Uncle Eugene only nodded.
Simone stepped lightly over the broken pieces of glass that lined the floor, carefully picking up a bottle of liquor from the top of the fridge. She handed it to Bobby, her eyes full of apology as she said, “He doesn’t usually drink. It doesn’t agree with him. Do you mind getting rid of this for me?”
“Of course,” Bobby replied, taking it in his hands. “I’ll stay in touch, Cousin.”
“Hopefully our families can work things out.”
“Thanks for everything, Simone.”
Simone touched Winter’s arm as a gesture of farewell and then went back to tending to Uncle Eugene.
Bobby urged Winter toward the street, and he considered discarding the bottle as they passed the recycling bins, but he decided to put it in his bag instead.
“What are you doing?” Winter whispered.
“I’m not sure. Just go with it.”
“You saw how Uncle Eugene was after drinking this stuff.”
“I know, but I’m not him either. My family’s problems are their own.”
“I like you like this,” Winter said. Her eyes creased at the outer corners. She looked otherworldly with the moon staining her skin. Her lips were pink and parted, and her cheeks were flushed from running. He reached to brush some flyaways from her face but changed his mind and grabbed her hand instead. They scurried out of the light and didn’t stop running until they were blocks away. Bobby’s blood was pumping fast, and his skin was bristling with the feeling of being alive. Winter had a smile splashed across her face, the creases staying firmly in place. An energy coursed through him that he was hesitant to acknowledge.
“Can we make a new rule?” he asked.
“Bobby, don’t you think we have enough?”
“Hear me out,” he said, noting how precious her hand felt in his and how soft her skin was. “When there’s no one else around, you feel like my best friend. So what I’m proposing is we shut out all the background noise, because right now, I could use a best friend.”
“What about Kai?” she joked.
“He’ll love again. What do you say?”
Winter was looking up at him with the most peculiar expression on her face. Like she had seen someone she thought she knew and was trying to place them. Bobby’s heartbeat was loud, and she could probably feel it in his fingertips. She gave his hand a squeeze that he felt in his entire body.
“I’m in,” she replied with a bright smile.
They made their way through what Bobby believed to be his old neighborhood, but he couldn’t be sure. He’d been too young when he left, and his memories had been convoluted by the passage of time. They raced down the suburban streets littered with colonial houses and manicured lawns. There was nothing to be heard on those quiet blocks but their laughter and the din of cicadas hiding in the trees.

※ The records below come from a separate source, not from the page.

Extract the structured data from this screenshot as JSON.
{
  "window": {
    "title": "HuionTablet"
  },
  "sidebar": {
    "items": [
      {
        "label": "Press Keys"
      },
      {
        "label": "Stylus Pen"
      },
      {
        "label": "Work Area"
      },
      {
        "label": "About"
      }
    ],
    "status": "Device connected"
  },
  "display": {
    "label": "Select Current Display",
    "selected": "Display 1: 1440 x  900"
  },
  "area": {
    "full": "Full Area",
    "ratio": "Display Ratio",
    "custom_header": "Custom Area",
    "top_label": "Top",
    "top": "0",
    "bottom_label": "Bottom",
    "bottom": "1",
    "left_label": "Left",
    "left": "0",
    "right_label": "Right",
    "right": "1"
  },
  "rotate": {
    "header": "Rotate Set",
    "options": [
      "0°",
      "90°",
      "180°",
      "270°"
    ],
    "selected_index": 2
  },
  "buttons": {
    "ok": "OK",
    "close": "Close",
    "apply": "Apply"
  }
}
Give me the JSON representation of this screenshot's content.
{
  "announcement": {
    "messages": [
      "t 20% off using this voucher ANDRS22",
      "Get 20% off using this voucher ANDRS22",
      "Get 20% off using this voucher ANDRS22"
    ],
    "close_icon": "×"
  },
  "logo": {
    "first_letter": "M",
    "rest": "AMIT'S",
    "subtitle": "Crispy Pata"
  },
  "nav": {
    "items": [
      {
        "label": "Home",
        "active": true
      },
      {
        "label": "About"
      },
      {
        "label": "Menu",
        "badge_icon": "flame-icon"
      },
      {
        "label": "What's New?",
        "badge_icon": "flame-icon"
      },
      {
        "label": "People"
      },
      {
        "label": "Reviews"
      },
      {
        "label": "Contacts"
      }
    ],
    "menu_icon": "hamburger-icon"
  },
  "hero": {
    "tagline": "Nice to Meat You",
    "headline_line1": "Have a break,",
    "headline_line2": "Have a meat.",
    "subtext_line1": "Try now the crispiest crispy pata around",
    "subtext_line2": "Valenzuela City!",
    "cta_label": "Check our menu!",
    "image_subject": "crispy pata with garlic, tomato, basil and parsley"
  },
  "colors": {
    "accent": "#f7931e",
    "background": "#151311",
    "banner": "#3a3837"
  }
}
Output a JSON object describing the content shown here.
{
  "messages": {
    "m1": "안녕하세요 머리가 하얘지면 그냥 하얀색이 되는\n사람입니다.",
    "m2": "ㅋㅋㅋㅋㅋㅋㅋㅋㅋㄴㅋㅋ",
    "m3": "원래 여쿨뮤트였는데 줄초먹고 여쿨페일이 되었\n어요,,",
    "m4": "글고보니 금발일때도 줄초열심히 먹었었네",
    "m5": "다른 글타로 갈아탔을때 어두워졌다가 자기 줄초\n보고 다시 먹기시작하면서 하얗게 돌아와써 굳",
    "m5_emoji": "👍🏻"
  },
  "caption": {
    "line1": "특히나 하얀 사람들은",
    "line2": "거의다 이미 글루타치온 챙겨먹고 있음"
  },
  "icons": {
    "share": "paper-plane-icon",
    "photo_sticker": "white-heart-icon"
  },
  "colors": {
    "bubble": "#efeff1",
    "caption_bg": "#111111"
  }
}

“Where’s your lung capacity now, bitch?!” Winter proclaimed as she beat Bobby to the end of the block.
“Will you shut up?” Bobby laughed. “All we need is for someone to call the cops on us.”
“Don’t tempt me with a good time. In New Jersey, it’s illegal to frown at cops.”
Bobby pushed Winter. “Nerd. Can you even frown? It’s hard.”
She tried a few times. The corners of her mouth went downward, but it was still only a straight line across her face. “I feel like my facejust doesn’t do that.” Bobby tried, and Winter snorted with laughter. “Ew! Your mouth goes completely upside down!”
Bobby did it again, and Winter ran away. He grabbed her arm and kept frowning while she giggled madly and tried to break free. Finally, she poked him in the side, and he broke.
They walked through open fields of freshly mown grass where battles of the Revolutionary War had taken place. A police SUV cruised by, the first car they’d seen in an hour. The windows were blacked out, so they couldn’t see who was inside, but the car slowed as it passed them. Winter gripped Bobby’s arm. The cop car kept going. Winter loosened her grasp. Her nails left little indents on his arm. Bobby turned around and frowned at the back of the cop car until it disappeared.
Winter swatted him in the stomach. “Idiot.”
Bobby smiled to himself.
The sky was the color of chai with a teaspoon of milk, with not a single star in sight. The two of them had nowhere to go and no means of getting there.